Pancreatic ductal adenocarcinoma (PDAC) is characterized by an asymptomatic disease course, high mortality rate, and resistance to conventional cancer treatments in advanced stage. However, membrane proteins are underexplored as potential therapeutic targets in metastatic PDAC for molecular-targeted therapy. To address these hurdles, we extracted and profiled the membrane proteins in both metastatic PDAC AsPC-1 and SW1990 cell lines using the LCMS/ MS approach, followed by pathway analysis with STRING and REACTOME bioinformatics databases.

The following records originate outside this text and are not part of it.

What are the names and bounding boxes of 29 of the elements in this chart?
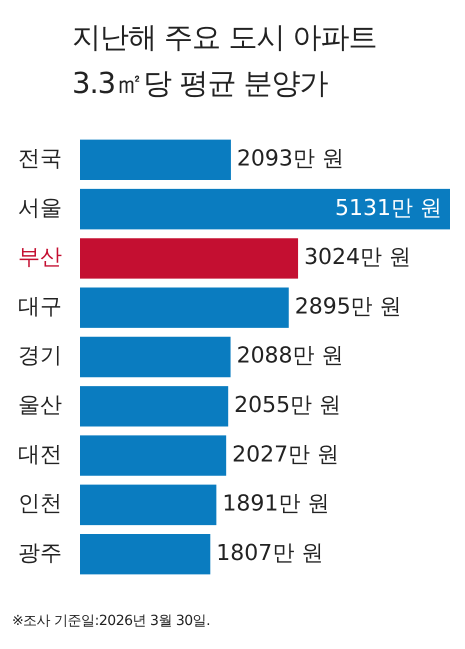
bar bbox=[80, 336, 231, 378]
y-tick-label: 대구 bbox=[18, 294, 62, 320]
data-label: 2055만 원 bbox=[234, 393, 342, 418]
y-tick-label: 광주 bbox=[18, 540, 62, 566]
bar bbox=[80, 188, 450, 230]
bar bbox=[80, 140, 231, 180]
y-tick-label: 울산 bbox=[18, 393, 62, 418]
text: ※조사 기준일:2026년 3월 30일. bbox=[12, 612, 210, 630]
data-label: 2093만 원 bbox=[236, 146, 344, 172]
y-tick-label: 대전 bbox=[18, 442, 62, 468]
data-label: 2895만 원 bbox=[294, 294, 402, 320]
data-label: 3024만 원 bbox=[304, 245, 412, 270]
data-label: 2027만 원 bbox=[232, 442, 340, 468]
y-tick-label: 부산 bbox=[18, 245, 62, 270]
bar bbox=[80, 238, 298, 279]
data-label: 1891만 원 bbox=[222, 492, 330, 517]
y-tick-label: 인천 bbox=[18, 492, 62, 517]
bar bbox=[80, 288, 289, 328]
data-label: 1807만 원 bbox=[216, 540, 324, 566]
y-tick-label: 경기 bbox=[18, 344, 62, 369]
bar bbox=[80, 534, 210, 574]
data-label: 5131만 원 bbox=[335, 196, 442, 221]
bar bbox=[80, 386, 228, 426]
data-label: 2088만 원 bbox=[236, 344, 344, 369]
chart-title: 지난해 주요 도시 아파트 3.3㎡당 평균 분양가 bbox=[72, 19, 378, 102]
bar bbox=[80, 435, 226, 476]
y-tick-label: 전국 bbox=[18, 146, 62, 172]
bar bbox=[80, 484, 216, 526]
y-tick-label: 서울 bbox=[18, 196, 62, 221]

Based on our findings, both AsPC-1 and SW1990 cell lines shared seven membrane and membrane-associated proteins that related to cancer invasion, including annexin A2 (ANXA2), vimentin (VIM), keratin type I cytoskeletal 18 (KRT18), keratin type I cytoskeletal 19 (KRT19), keratin type II cytoskeletal 8 (KRT8), actin cytoplasmic 2 (ACTG1), and plectin (PLEC). Meanwhile, we also identified another two membrane-associated proteins that related to the metastasis event in the SW1990 cell line, namely galectin-1 (LGALS1) and alpha-actinin-1 (ACTN1). Our GO enrichment analysis results from STRING indicated that these identified proteins are highly interconnected and play essential roles in cancer invasion. They often act collectively and synergistically to modulate the cytoskeletal network within the cell to facilitate cancer invasion. Additionally, we also managed to identify both cell lines shared nine enriched pathways that related to carcinogenesis. Among nine enriched pathways, the collagen formation (R-HSA-1474290) is particularly noteworthy. On top of that, we identified another two enriched pathways that related to the tumour formation in the AsPC-1 cell line, namely the metabolism of serotonin (R-HSA-380612) and assembly of collagen fibrils and other multimeric structures (R-HSA-2022090). As for the SW1990 cell line, another three enriched pathways that related to cancer progression were determined, namely cell recruitment (pro-inflammatory response) (R-HSA-9664424), interleukin-12 signalling (R-HSA-9020591) and cell surface interactions at the vascular wall (R-HSA-202733). In conclusion, our study provides valuable insights into key membrane and membrane-associated proteins, and enriched pathways involved in PDAC invasion and metastasis. These findings contribute to a deeper understanding of PDAC molecular mechanisms and may aid in the development of targeted therapies for metastatic PDAC in the future.